- Born: February 1966 (age 60)
- Education: University of Milan (PhD)
- Scientific career
- Fields: Condensed matter physics
- Workplaces: King's College London University of Cambridge Max Planck Institute for Solid State Research
- Website: kclpure.kcl.ac.uk/portal/carla.molteni.html

= Carla Molteni =

Italian professor of physics

Carla Molteni (born February 1966) is an Italian Professor of Physics at King's College London. She works on computer simulations of materials and biomolecules.

== Education and early career ==
Molteni studied physics at the University of Milan. She remained there for her graduate studies. She was originally interested in particle physics, but became more fascinated by material science as she became aware of its impact in designing materials of the future.

== Research and career ==
Molteni joined Max Planck Institute for Solid State Research as a postdoctoral research fellow, working on crystalline glucose. She used the Car–Parrinello molecular dynamics method to study glucose.

Molteni joined the University of Cambridge in 1999 as an Engineering and Physical Sciences Research Council (EPSRC) Advanced Research Fellow. She was a fellow at New Hall, (now Murray Edwards College) Cambridge.
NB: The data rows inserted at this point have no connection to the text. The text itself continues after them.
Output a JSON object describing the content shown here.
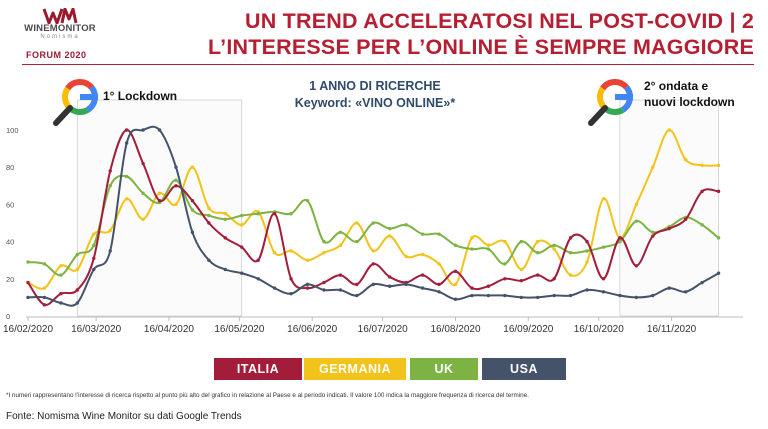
{
  "logo": {
    "name": "WINEMONITOR",
    "sub": "Nomisma",
    "forum": "FORUM 2020"
  },
  "header": {
    "title_line1": "UN TREND ACCELERATOSI NEL POST-COVID | 2",
    "title_line2": "L’INTERESSE PER L’ONLINE È SEMPRE MAGGIORE"
  },
  "subtitle": {
    "line1": "1 ANNO DI RICERCHE",
    "line2": "Keyword: «VINO ONLINE»*"
  },
  "annotations": {
    "lockdown1": "1° Lockdown",
    "lockdown2_l1": "2° ondata e",
    "lockdown2_l2": "nuovi lockdown"
  },
  "icons": {
    "search": "google-search-icon"
  },
  "colors": {
    "italia": "#a31d3a",
    "germania": "#f2c31b",
    "uk": "#7cb342",
    "usa": "#44536a",
    "title": "#b51f32"
  },
  "legend": [
    {
      "label": "ITALIA",
      "color": "#a31d3a"
    },
    {
      "label": "GERMANIA",
      "color": "#f2c31b"
    },
    {
      "label": "UK",
      "color": "#7cb342"
    },
    {
      "label": "USA",
      "color": "#44536a"
    }
  ],
  "footnote": "*I numeri rappresentano l’interesse di ricerca rispetto al punto più alto del grafico in relazione al Paese e al periodo indicati. Il valore 100 indica la maggiore frequenza di ricerca del termine.",
  "source": "Fonte: Nomisma Wine Monitor su dati Google Trends",
  "chart_data": {
    "type": "line",
    "x": [
      "16/02/2020",
      "23/02/2020",
      "01/03/2020",
      "08/03/2020",
      "15/03/2020",
      "22/03/2020",
      "29/03/2020",
      "05/04/2020",
      "12/04/2020",
      "19/04/2020",
      "26/04/2020",
      "03/05/2020",
      "10/05/2020",
      "17/05/2020",
      "24/05/2020",
      "31/05/2020",
      "07/06/2020",
      "14/06/2020",
      "21/06/2020",
      "28/06/2020",
      "05/07/2020",
      "12/07/2020",
      "19/07/2020",
      "26/07/2020",
      "02/08/2020",
      "09/08/2020",
      "16/08/2020",
      "23/08/2020",
      "30/08/2020",
      "06/09/2020",
      "13/09/2020",
      "20/09/2020",
      "27/09/2020",
      "04/10/2020",
      "11/10/2020",
      "18/10/2020",
      "25/10/2020",
      "01/11/2020",
      "08/11/2020",
      "15/11/2020",
      "22/11/2020",
      "29/11/2020",
      "06/12/2020"
    ],
    "x_ticks": [
      "16/02/2020",
      "16/03/2020",
      "16/04/2020",
      "16/05/2020",
      "16/06/2020",
      "16/07/2020",
      "16/08/2020",
      "16/09/2020",
      "16/10/2020",
      "16/11/2020"
    ],
    "ylim": [
      0,
      100
    ],
    "y_ticks": [
      0,
      20,
      40,
      60,
      80,
      100
    ],
    "shaded_periods": [
      [
        "08/03/2020",
        "17/05/2020"
      ],
      [
        "25/10/2020",
        "06/12/2020"
      ]
    ],
    "series": [
      {
        "name": "ITALIA",
        "values": [
          18,
          6,
          12,
          14,
          31,
          78,
          100,
          82,
          62,
          70,
          62,
          50,
          42,
          37,
          30,
          55,
          20,
          15,
          18,
          22,
          17,
          28,
          21,
          18,
          22,
          17,
          24,
          15,
          16,
          20,
          19,
          22,
          20,
          42,
          40,
          20,
          42,
          27,
          43,
          47,
          52,
          67,
          67
        ]
      },
      {
        "name": "GERMANIA",
        "values": [
          18,
          15,
          27,
          25,
          44,
          46,
          63,
          52,
          66,
          60,
          80,
          58,
          55,
          49,
          56,
          34,
          35,
          30,
          34,
          38,
          50,
          35,
          43,
          32,
          33,
          28,
          17,
          42,
          38,
          40,
          25,
          40,
          36,
          22,
          29,
          63,
          42,
          60,
          80,
          100,
          84,
          81,
          81
        ]
      },
      {
        "name": "UK",
        "values": [
          29,
          28,
          22,
          33,
          38,
          70,
          75,
          66,
          61,
          73,
          57,
          54,
          52,
          54,
          55,
          56,
          55,
          62,
          40,
          45,
          40,
          50,
          47,
          49,
          44,
          44,
          38,
          36,
          36,
          28,
          40,
          34,
          38,
          34,
          35,
          37,
          40,
          51,
          45,
          48,
          53,
          49,
          42
        ]
      },
      {
        "name": "USA",
        "values": [
          10,
          10,
          7,
          7,
          25,
          35,
          93,
          100,
          100,
          80,
          45,
          30,
          25,
          23,
          20,
          15,
          12,
          17,
          14,
          14,
          11,
          17,
          16,
          17,
          15,
          13,
          9,
          11,
          11,
          11,
          10,
          10,
          11,
          11,
          14,
          13,
          11,
          10,
          11,
          15,
          13,
          18,
          23
        ]
      }
    ]
  }
}
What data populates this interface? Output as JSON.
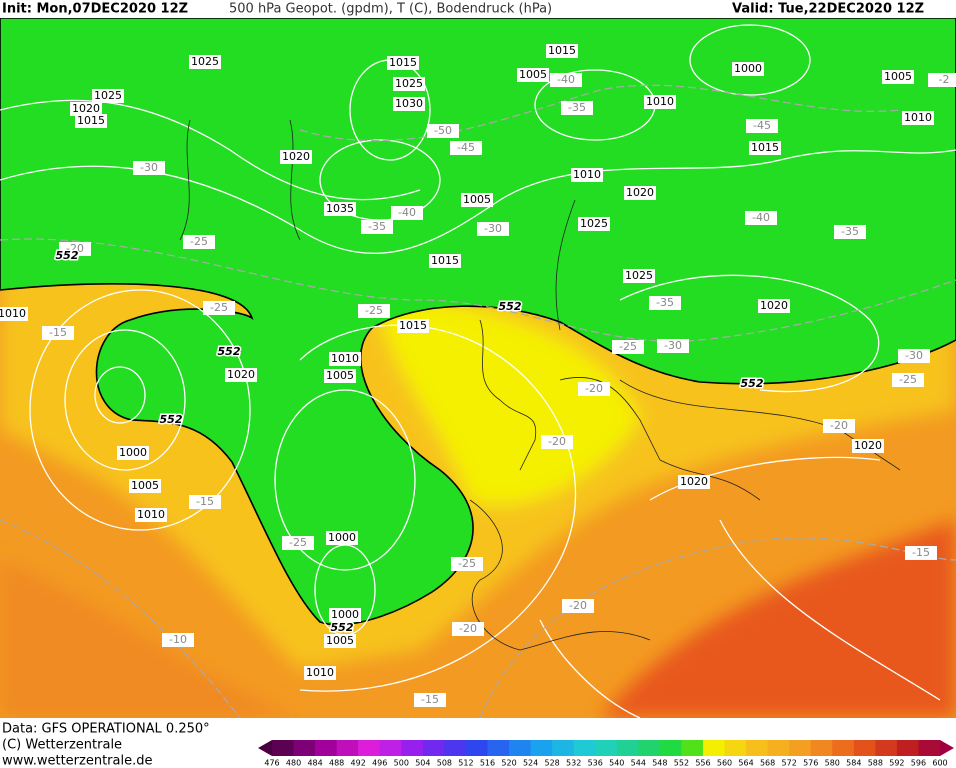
{
  "header": {
    "init": "Init: Mon,07DEC2020 12Z",
    "fields": "500 hPa Geopot. (gpdm), T (C), Bodendruck (hPa)",
    "valid": "Valid: Tue,22DEC2020 12Z"
  },
  "footer": {
    "data": "Data: GFS OPERATIONAL 0.250°",
    "copyright": "(C) Wetterzentrale",
    "url": "www.wetterzentrale.de"
  },
  "colorbar": {
    "labels": [
      476,
      480,
      484,
      488,
      492,
      496,
      500,
      504,
      508,
      512,
      516,
      520,
      524,
      528,
      532,
      536,
      540,
      544,
      548,
      552,
      556,
      560,
      564,
      568,
      572,
      576,
      580,
      584,
      588,
      592,
      596,
      600
    ]
  },
  "pressure_labels": [
    "1025",
    "1025",
    "1020",
    "1015",
    "1015",
    "1025",
    "1030",
    "1015",
    "1005",
    "1000",
    "1005",
    "1010",
    "1010",
    "1015",
    "1020",
    "1010",
    "1020",
    "1035",
    "1005",
    "1025",
    "1015",
    "1025",
    "1020",
    "1010",
    "1015",
    "1010",
    "1005",
    "1020",
    "1020",
    "1000",
    "1005",
    "1010",
    "1020",
    "1000",
    "1000",
    "1005",
    "1010"
  ],
  "temperature_labels": [
    "-40",
    "-35",
    "-45",
    "-50",
    "-45",
    "-30",
    "-40",
    "-35",
    "-30",
    "-40",
    "-35",
    "-25",
    "-20",
    "-25",
    "-25",
    "-35",
    "-25",
    "-30",
    "-30",
    "-25",
    "-15",
    "-20",
    "-20",
    "-20",
    "-15",
    "-25",
    "-25",
    "-15",
    "-20",
    "-20",
    "-10",
    "-15",
    "-2"
  ],
  "height_labels": [
    "552",
    "552",
    "552",
    "552",
    "552",
    "552"
  ]
}
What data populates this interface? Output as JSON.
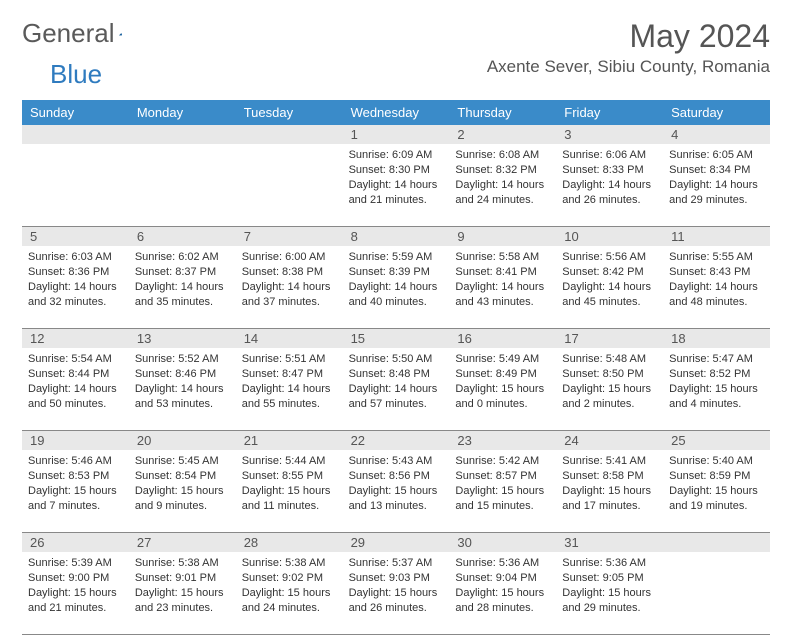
{
  "logo": {
    "part1": "General",
    "part2": "Blue"
  },
  "title": "May 2024",
  "location": "Axente Sever, Sibiu County, Romania",
  "dayNames": [
    "Sunday",
    "Monday",
    "Tuesday",
    "Wednesday",
    "Thursday",
    "Friday",
    "Saturday"
  ],
  "colors": {
    "headerBg": "#3a8bc9",
    "headerText": "#ffffff",
    "dayNumBg": "#e8e8e8",
    "textMuted": "#555555",
    "textBody": "#333333",
    "border": "#888888"
  },
  "weeks": [
    {
      "nums": [
        "",
        "",
        "",
        "1",
        "2",
        "3",
        "4"
      ],
      "days": [
        null,
        null,
        null,
        {
          "sunrise": "6:09 AM",
          "sunset": "8:30 PM",
          "daylight": "14 hours and 21 minutes."
        },
        {
          "sunrise": "6:08 AM",
          "sunset": "8:32 PM",
          "daylight": "14 hours and 24 minutes."
        },
        {
          "sunrise": "6:06 AM",
          "sunset": "8:33 PM",
          "daylight": "14 hours and 26 minutes."
        },
        {
          "sunrise": "6:05 AM",
          "sunset": "8:34 PM",
          "daylight": "14 hours and 29 minutes."
        }
      ]
    },
    {
      "nums": [
        "5",
        "6",
        "7",
        "8",
        "9",
        "10",
        "11"
      ],
      "days": [
        {
          "sunrise": "6:03 AM",
          "sunset": "8:36 PM",
          "daylight": "14 hours and 32 minutes."
        },
        {
          "sunrise": "6:02 AM",
          "sunset": "8:37 PM",
          "daylight": "14 hours and 35 minutes."
        },
        {
          "sunrise": "6:00 AM",
          "sunset": "8:38 PM",
          "daylight": "14 hours and 37 minutes."
        },
        {
          "sunrise": "5:59 AM",
          "sunset": "8:39 PM",
          "daylight": "14 hours and 40 minutes."
        },
        {
          "sunrise": "5:58 AM",
          "sunset": "8:41 PM",
          "daylight": "14 hours and 43 minutes."
        },
        {
          "sunrise": "5:56 AM",
          "sunset": "8:42 PM",
          "daylight": "14 hours and 45 minutes."
        },
        {
          "sunrise": "5:55 AM",
          "sunset": "8:43 PM",
          "daylight": "14 hours and 48 minutes."
        }
      ]
    },
    {
      "nums": [
        "12",
        "13",
        "14",
        "15",
        "16",
        "17",
        "18"
      ],
      "days": [
        {
          "sunrise": "5:54 AM",
          "sunset": "8:44 PM",
          "daylight": "14 hours and 50 minutes."
        },
        {
          "sunrise": "5:52 AM",
          "sunset": "8:46 PM",
          "daylight": "14 hours and 53 minutes."
        },
        {
          "sunrise": "5:51 AM",
          "sunset": "8:47 PM",
          "daylight": "14 hours and 55 minutes."
        },
        {
          "sunrise": "5:50 AM",
          "sunset": "8:48 PM",
          "daylight": "14 hours and 57 minutes."
        },
        {
          "sunrise": "5:49 AM",
          "sunset": "8:49 PM",
          "daylight": "15 hours and 0 minutes."
        },
        {
          "sunrise": "5:48 AM",
          "sunset": "8:50 PM",
          "daylight": "15 hours and 2 minutes."
        },
        {
          "sunrise": "5:47 AM",
          "sunset": "8:52 PM",
          "daylight": "15 hours and 4 minutes."
        }
      ]
    },
    {
      "nums": [
        "19",
        "20",
        "21",
        "22",
        "23",
        "24",
        "25"
      ],
      "days": [
        {
          "sunrise": "5:46 AM",
          "sunset": "8:53 PM",
          "daylight": "15 hours and 7 minutes."
        },
        {
          "sunrise": "5:45 AM",
          "sunset": "8:54 PM",
          "daylight": "15 hours and 9 minutes."
        },
        {
          "sunrise": "5:44 AM",
          "sunset": "8:55 PM",
          "daylight": "15 hours and 11 minutes."
        },
        {
          "sunrise": "5:43 AM",
          "sunset": "8:56 PM",
          "daylight": "15 hours and 13 minutes."
        },
        {
          "sunrise": "5:42 AM",
          "sunset": "8:57 PM",
          "daylight": "15 hours and 15 minutes."
        },
        {
          "sunrise": "5:41 AM",
          "sunset": "8:58 PM",
          "daylight": "15 hours and 17 minutes."
        },
        {
          "sunrise": "5:40 AM",
          "sunset": "8:59 PM",
          "daylight": "15 hours and 19 minutes."
        }
      ]
    },
    {
      "nums": [
        "26",
        "27",
        "28",
        "29",
        "30",
        "31",
        ""
      ],
      "days": [
        {
          "sunrise": "5:39 AM",
          "sunset": "9:00 PM",
          "daylight": "15 hours and 21 minutes."
        },
        {
          "sunrise": "5:38 AM",
          "sunset": "9:01 PM",
          "daylight": "15 hours and 23 minutes."
        },
        {
          "sunrise": "5:38 AM",
          "sunset": "9:02 PM",
          "daylight": "15 hours and 24 minutes."
        },
        {
          "sunrise": "5:37 AM",
          "sunset": "9:03 PM",
          "daylight": "15 hours and 26 minutes."
        },
        {
          "sunrise": "5:36 AM",
          "sunset": "9:04 PM",
          "daylight": "15 hours and 28 minutes."
        },
        {
          "sunrise": "5:36 AM",
          "sunset": "9:05 PM",
          "daylight": "15 hours and 29 minutes."
        },
        null
      ]
    }
  ]
}
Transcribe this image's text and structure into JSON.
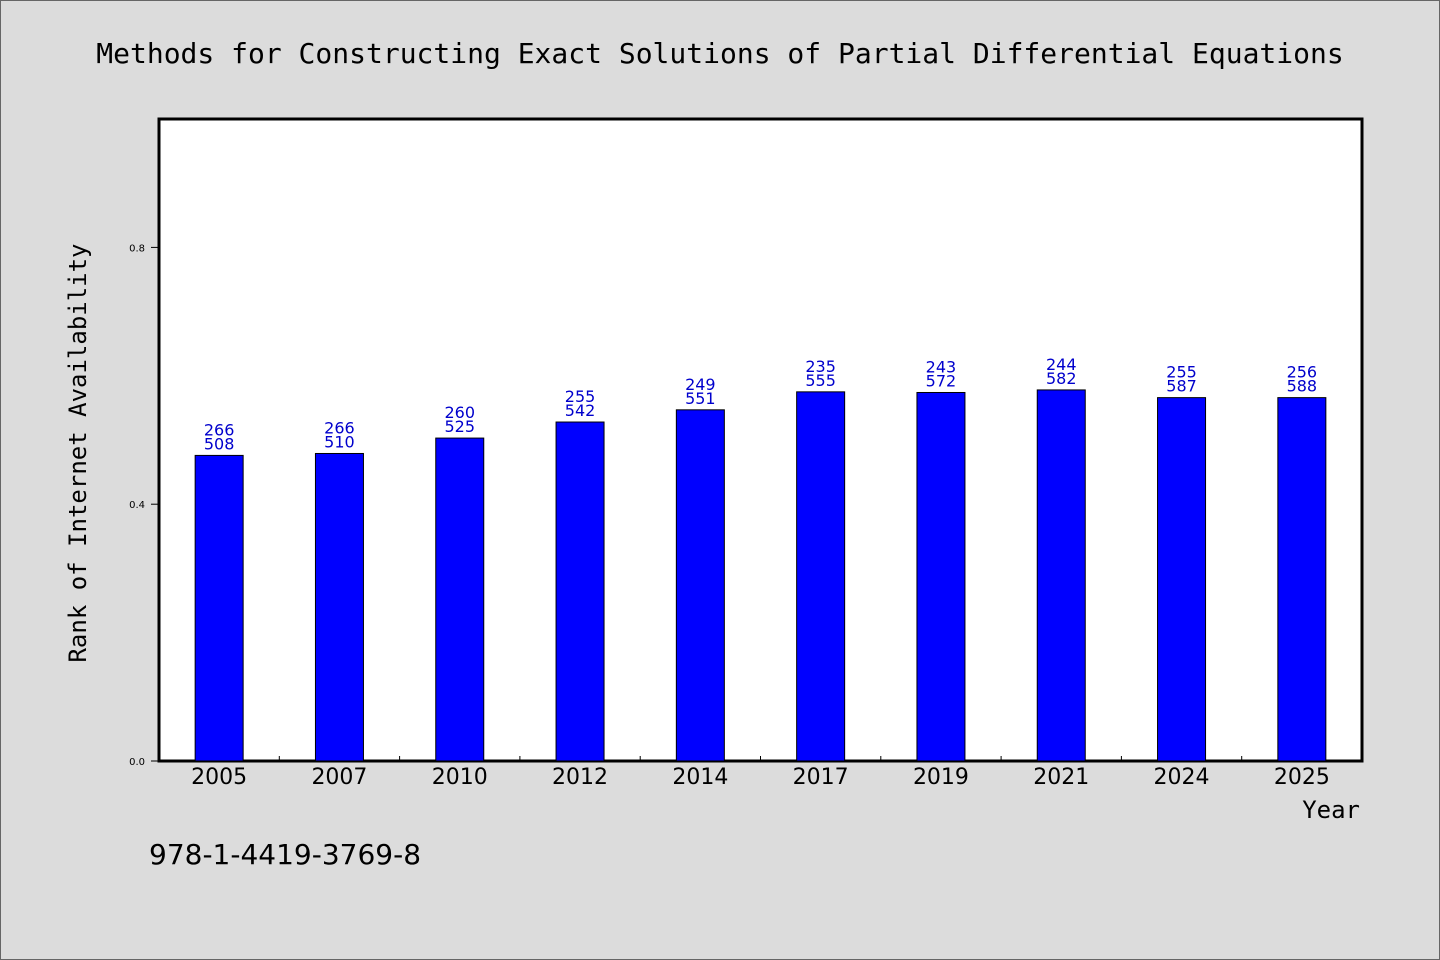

In 2003 Molteni was appointed a professor of soft matter physics at King's College London. Molteni is a member of the Thomas Young Centre and London Centre for Nanotechnology. She uses density functional theory and classical methods to understand systems such as grain boundaries, liquid crystals, polymers and proteins. She studied polyamorphism in nanocrystals of silicon. Her group have used computational methods to evaluate the interactions of green tea with cardiac muscle and the growth of hexagonal ice. They identified the excited states of biological chromophores using many-body perturbation theory. She studied the pressure-induced deformations of nanomaterials and how this impacted their optoelectronic properties. Understanding piezochromic effects is important to determine the potential of a material for applications such as stress sensors.

In 2018 she awarded the Italy Made Me prizes for young Italian researchers in the UK. She serves on the board of directors of the Association of Italian Scientists in the UK. She has taken part in Pint of Science.